The basic methodology of behavioural genetics is to compare similarities in personality between individuals who are and are not genetically related, or who are related to different degrees.
Humans are highly similar to each other genetically. About 90% of human genes are identical from one individual to another. Behavioural genetics concentrates on the approximately 10% of the human genome that does vary.
Behavioural genetics, like trait psychology, focuses exclusively on aspects of personality that differ from one individual to another. The inheritance of species-specific traits or traits that all humans share is examined later in evolutionary psychology.

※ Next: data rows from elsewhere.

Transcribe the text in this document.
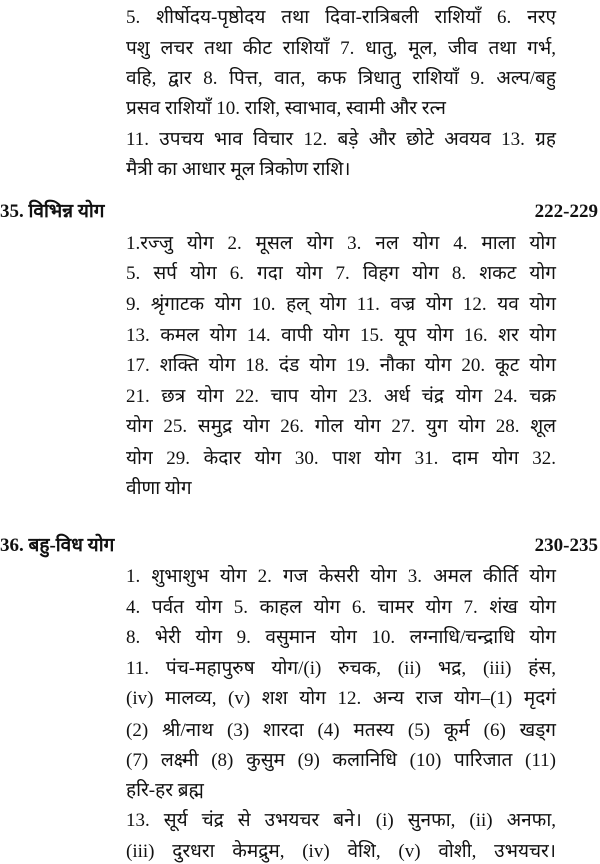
5. शीर्षोदय-पृष्ठोदय तथा दिवा-रात्रिबली राशियाँ 6. नरए
पशु लचर तथा कीट राशियाँ 7. धातु, मूल, जीव तथा गर्भ,
वहि, द्वार 8. पित्त, वात, कफ त्रिधातु राशियाँ 9. अल्प/बहु
प्रसव राशियाँ 10. राशि, स्वाभाव, स्वामी और रत्न
11. उपचय भाव विचार 12. बड़े और छोटे अवयव 13. ग्रह
मैत्री का आधार मूल त्रिकोण राशि।
35. विभिन्न योग	222-229
1.रज्जु योग 2. मूसल योग 3. नल योग 4. माला योग
5. सर्प योग 6. गदा योग 7. विहग योग 8. शकट योग
9. श्रृंगाटक योग 10. हल् योग 11. वज्र योग 12. यव योग
13. कमल योग 14. वापी योग 15. यूप योग 16. शर योग
17. शक्ति योग 18. दंड योग 19. नौका योग 20. कूट योग
21. छत्र योग 22. चाप योग 23. अर्ध चंद्र योग 24. चक्र
योग 25. समुद्र योग 26. गोल योग 27. युग योग 28. शूल
योग 29. केदार योग 30. पाश योग 31. दाम योग 32.
वीणा योग
36. बहु-विध योग	230-235
1. शुभाशुभ योग 2. गज केसरी योग 3. अमल कीर्ति योग
4. पर्वत योग 5. काहल योग 6. चामर योग 7. शंख योग
8. भेरी योग 9. वसुमान योग 10. लग्नाधि/चन्द्राधि योग
11. पंच-महापुरुष योग/(i) रुचक, (ii) भद्र, (iii) हंस,
(iv) मालव्य, (v) शश योग 12. अन्य राज योग–(1) मृदगं
(2) श्री/नाथ (3) शारदा (4) मतस्य (5) कूर्म (6) खड्ग
(7) लक्ष्मी (8) कुसुम (9) कलानिधि (10) पारिजात (11)
हरि-हर ब्रह्म
13. सूर्य चंद्र से उभयचर बने। (i) सुनफा, (ii) अनफा,
(iii) दुरधरा केमद्रुम, (iv) वेशि, (v) वोशी, उभयचर।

The basic assumption of behavioural genetics is that if a trait is influenced by genes then it ought to be more highly correlated across pairs of identical (monozygotic:MZ) twins than across pairs of fraternal (dyzygotic

Z) twins, and more highly correlated across closer genetic relatives than across more distant genetic relatives.
Across many personality traits the average correlation across MZ twins is .50 and across DZ twins is .30 (e.g. Bouchard & McGue, 1990; Loehlin & Nichols, 1976). Thus according to twin studies average heritability of most personality traits is .40. This is interpreted to mean that the proportion of behavioural variance that can be explained by genetic variance is 40%. (This is a heritability coefficient i.e. a percentage not a correlation coefficient).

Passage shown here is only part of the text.